Nickel‐induced IL‐10 down‐regulates Th1‐ but not Th2‐type cytokine responses to the contact allergen nickel

Summary Whereas the involvement of Th1‐ and Th2‐type cytokines in contact allergy to nickel (Ni) is well documented, the role of the regulatory cytokine IL‐10 is less clear. We therefore investigated the impact of IL‐10 on Ni‐induced Th1‐ (IFN‐γ) and Th2‐type (IL‐4 and IL‐13) cytokine responses in human peripheral blood mononuclear cells (PBMC). PBMC from 15 blood donors with reactivity to Ni (Ni‐PBMC) and 8 control donors devoid of reactivity (control PBMC) were stimulated with Ni and the frequency of cytokine‐producing cells and the levels of secreted cytokines were analysed by ELISpot (IL‐4, IL‐13 and IFN‐γ) and ELISA (IL‐10, IL‐13 and IFN‐γ), respectively.
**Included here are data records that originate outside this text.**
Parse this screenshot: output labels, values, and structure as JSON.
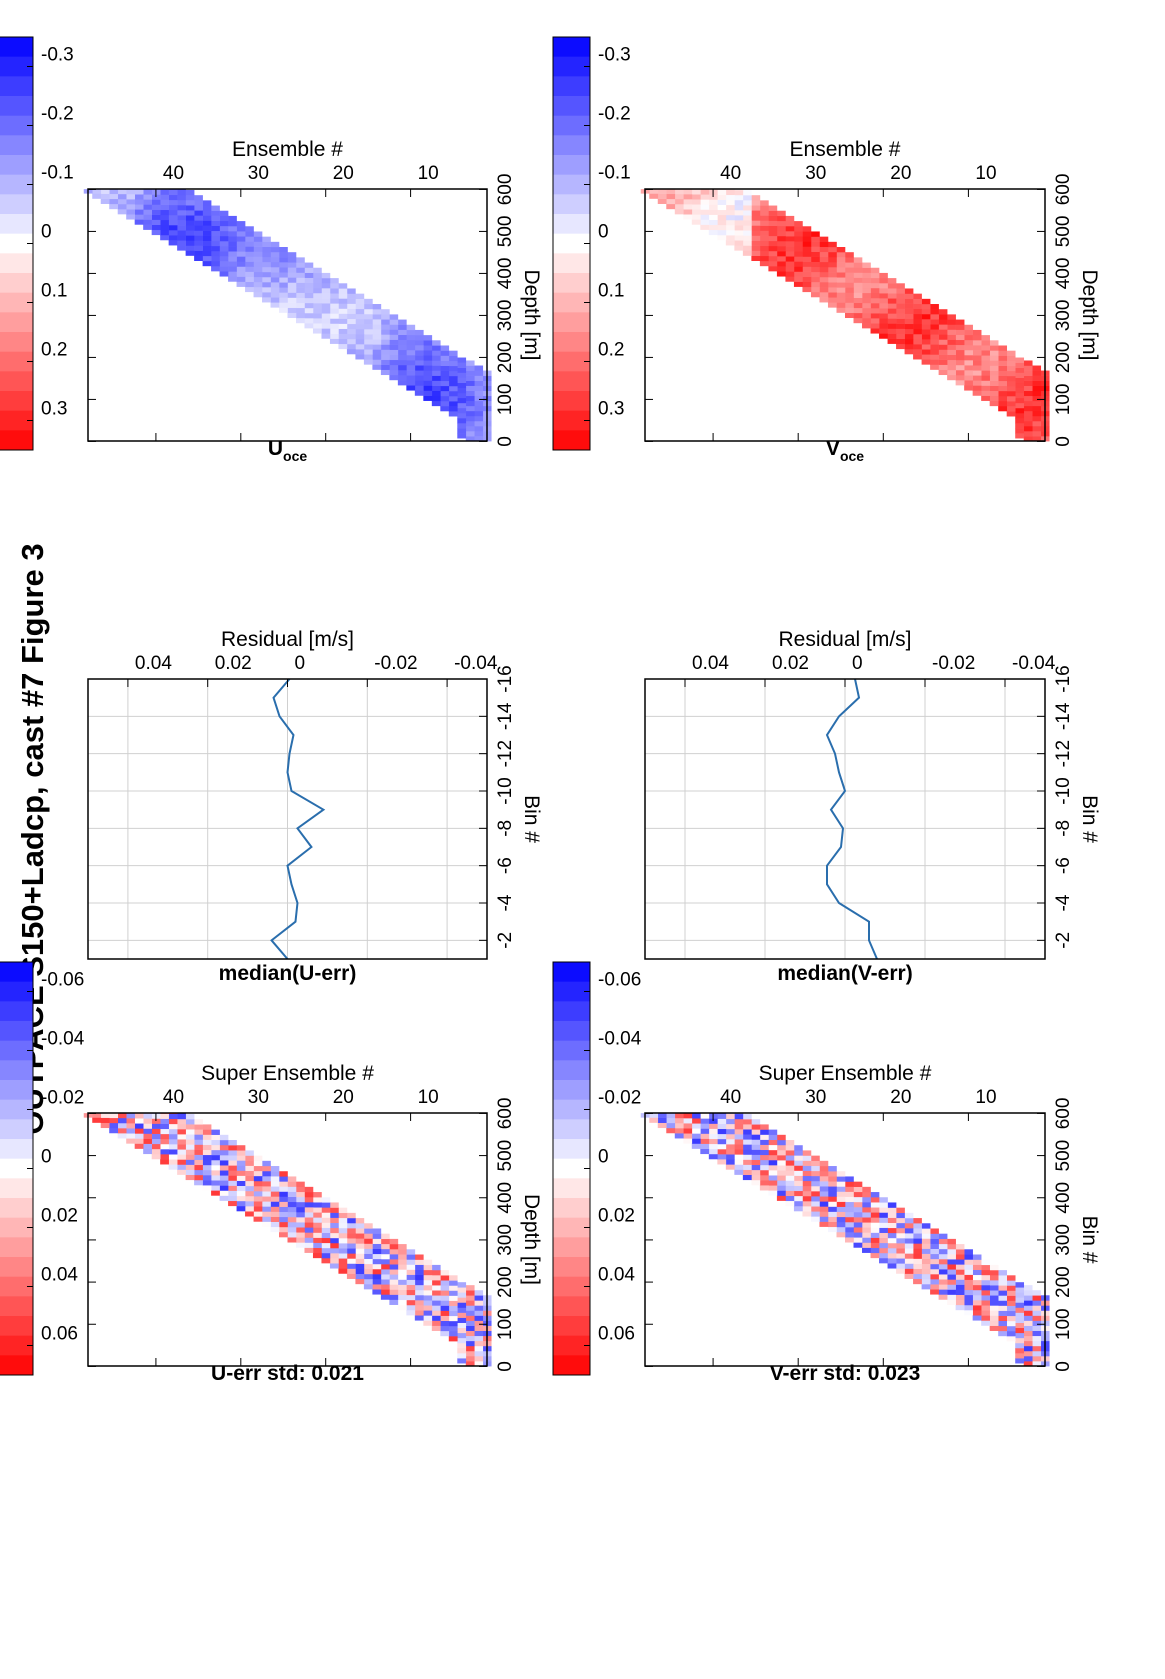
{
  "figure": {
    "title": "OUTPACE S150+Ladcp, cast #7  Figure 3"
  },
  "colors": {
    "line": "#2a6ead",
    "grid": "#d0d0d0",
    "cmap_low": "#0000ff",
    "cmap_mid": "#ffffff",
    "cmap_high": "#ff0000"
  },
  "chart_data": [
    {
      "id": "u_err",
      "type": "heatmap",
      "title": "U-err std: 0.021",
      "xlabel": "Super Ensemble #",
      "ylabel": "Depth [m]",
      "xlim": [
        1,
        48
      ],
      "ylim": [
        0,
        600
      ],
      "xticks": [
        "10",
        "20",
        "30",
        "40"
      ],
      "yticks": [
        "0",
        "100",
        "200",
        "300",
        "400",
        "500",
        "600"
      ],
      "band": {
        "x_start": 1,
        "x_end": 48,
        "top_start": 10,
        "top_end": 590,
        "width": 150
      },
      "value_range": [
        -0.07,
        0.07
      ],
      "colorbar_ticks": [
        "0.06",
        "0.04",
        "0.02",
        "0",
        "-0.02",
        "-0.04",
        "-0.06"
      ]
    },
    {
      "id": "u_median",
      "type": "line",
      "title": "median(U-err)",
      "xlabel": "Residual [m/s]",
      "ylabel": "Bin #",
      "xlim": [
        -0.05,
        0.05
      ],
      "ylim": [
        -1,
        -16
      ],
      "xticks": [
        "-0.04",
        "-0.02",
        "0",
        "0.02",
        "0.04"
      ],
      "yticks": [
        "-2",
        "-4",
        "-6",
        "-8",
        "-10",
        "-12",
        "-14",
        "-16"
      ],
      "bins": [
        -1,
        -2,
        -3,
        -4,
        -5,
        -6,
        -7,
        -8,
        -9,
        -10,
        -11,
        -12,
        -13,
        -14,
        -15,
        -16
      ],
      "values": [
        0.0,
        0.004,
        -0.002,
        -0.0025,
        -0.001,
        0.0,
        -0.006,
        -0.0025,
        -0.009,
        -0.001,
        0.0,
        -0.0005,
        -0.0015,
        0.002,
        0.0035,
        -0.0005
      ]
    },
    {
      "id": "u_oce",
      "type": "heatmap",
      "title": "U",
      "title_sub": "oce",
      "xlabel": "Ensemble #",
      "ylabel": "Depth [m]",
      "xlim": [
        1,
        48
      ],
      "ylim": [
        0,
        600
      ],
      "xticks": [
        "10",
        "20",
        "30",
        "40"
      ],
      "yticks": [
        "0",
        "100",
        "200",
        "300",
        "400",
        "500",
        "600"
      ],
      "band": {
        "x_start": 1,
        "x_end": 48,
        "top_start": 10,
        "top_end": 590,
        "width": 150
      },
      "value_range": [
        -0.35,
        0.35
      ],
      "colorbar_ticks": [
        "0.3",
        "0.2",
        "0.1",
        "0",
        "-0.1",
        "-0.2",
        "-0.3"
      ]
    },
    {
      "id": "v_err",
      "type": "heatmap",
      "title": "V-err std: 0.023",
      "xlabel": "Super Ensemble #",
      "ylabel": "Bin #",
      "xlim": [
        1,
        48
      ],
      "ylim": [
        0,
        600
      ],
      "xticks": [
        "10",
        "20",
        "30",
        "40"
      ],
      "yticks": [
        "0",
        "100",
        "200",
        "300",
        "400",
        "500",
        "600"
      ],
      "band": {
        "x_start": 1,
        "x_end": 48,
        "top_start": 10,
        "top_end": 590,
        "width": 150
      },
      "value_range": [
        -0.07,
        0.07
      ],
      "colorbar_ticks": [
        "0.06",
        "0.04",
        "0.02",
        "0",
        "-0.02",
        "-0.04",
        "-0.06"
      ]
    },
    {
      "id": "v_median",
      "type": "line",
      "title": "median(V-err)",
      "xlabel": "Residual [m/s]",
      "ylabel": "Bin #",
      "xlim": [
        -0.05,
        0.05
      ],
      "ylim": [
        -1,
        -16
      ],
      "xticks": [
        "-0.04",
        "-0.02",
        "0",
        "0.02",
        "0.04"
      ],
      "yticks": [
        "-2",
        "-4",
        "-6",
        "-8",
        "-10",
        "-12",
        "-14",
        "-16"
      ],
      "bins": [
        -1,
        -2,
        -3,
        -4,
        -5,
        -6,
        -7,
        -8,
        -9,
        -10,
        -11,
        -12,
        -13,
        -14,
        -15,
        -16
      ],
      "values": [
        -0.008,
        -0.006,
        -0.006,
        0.0015,
        0.0045,
        0.0045,
        0.001,
        0.0005,
        0.0035,
        0.0,
        0.0015,
        0.0025,
        0.0045,
        0.0015,
        -0.0035,
        -0.0025
      ]
    },
    {
      "id": "v_oce",
      "type": "heatmap",
      "title": "V",
      "title_sub": "oce",
      "xlabel": "Ensemble #",
      "ylabel": "Depth [m]",
      "xlim": [
        1,
        48
      ],
      "ylim": [
        0,
        600
      ],
      "xticks": [
        "10",
        "20",
        "30",
        "40"
      ],
      "yticks": [
        "0",
        "100",
        "200",
        "300",
        "400",
        "500",
        "600"
      ],
      "band": {
        "x_start": 1,
        "x_end": 48,
        "top_start": 10,
        "top_end": 590,
        "width": 150
      },
      "value_range": [
        -0.35,
        0.35
      ],
      "colorbar_ticks": [
        "0.3",
        "0.2",
        "0.1",
        "0",
        "-0.1",
        "-0.2",
        "-0.3"
      ]
    }
  ]
}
The Ni‐induced response was further assessed in the presence of recombinant IL‐10 (rIL‐10) or neutralizing antibody to IL‐10 and the phenotype of the Ni‐specific cytokine‐producing cells regulated by IL‐10 was determined by cell depletion experiments. Ni induced IL‐10 production in Ni‐PBMC (mean, (range); 33·1 pg/ml (0–93·4 pg/ml)) but not control PBMC (2·2 pg/ml (0–14·9 pg/ml)) ( P  = 0·002). Ni also induced significant production of IL‐4, IL‐13 and IFN‐γ that correlated with the IL‐10 response. Addition of rIL‐10 down‐regulated the Ni‐induced production of all cytokines but with a more pronounced effect on IFN‐γ. However, neutralization of Ni‐induced IL‐10 enhanced the levels of IFN‐γ induced by Ni ( P  = 0·004) but did not affect the number of IFN‐γ‐producing cells or the production of other cytokines. Cell depletion experiments suggested that the Ni‐specific IFN‐γ (and Th2‐type cytokine) producing cells were CD4 + T cells. The impact of IL‐10 on Ni‐induced IFN‐γ responses by CD4 + T cells suggests that an important role of IL‐10 in vivo is to counteract the allergic reactions mediated by Th1‐type cytokines.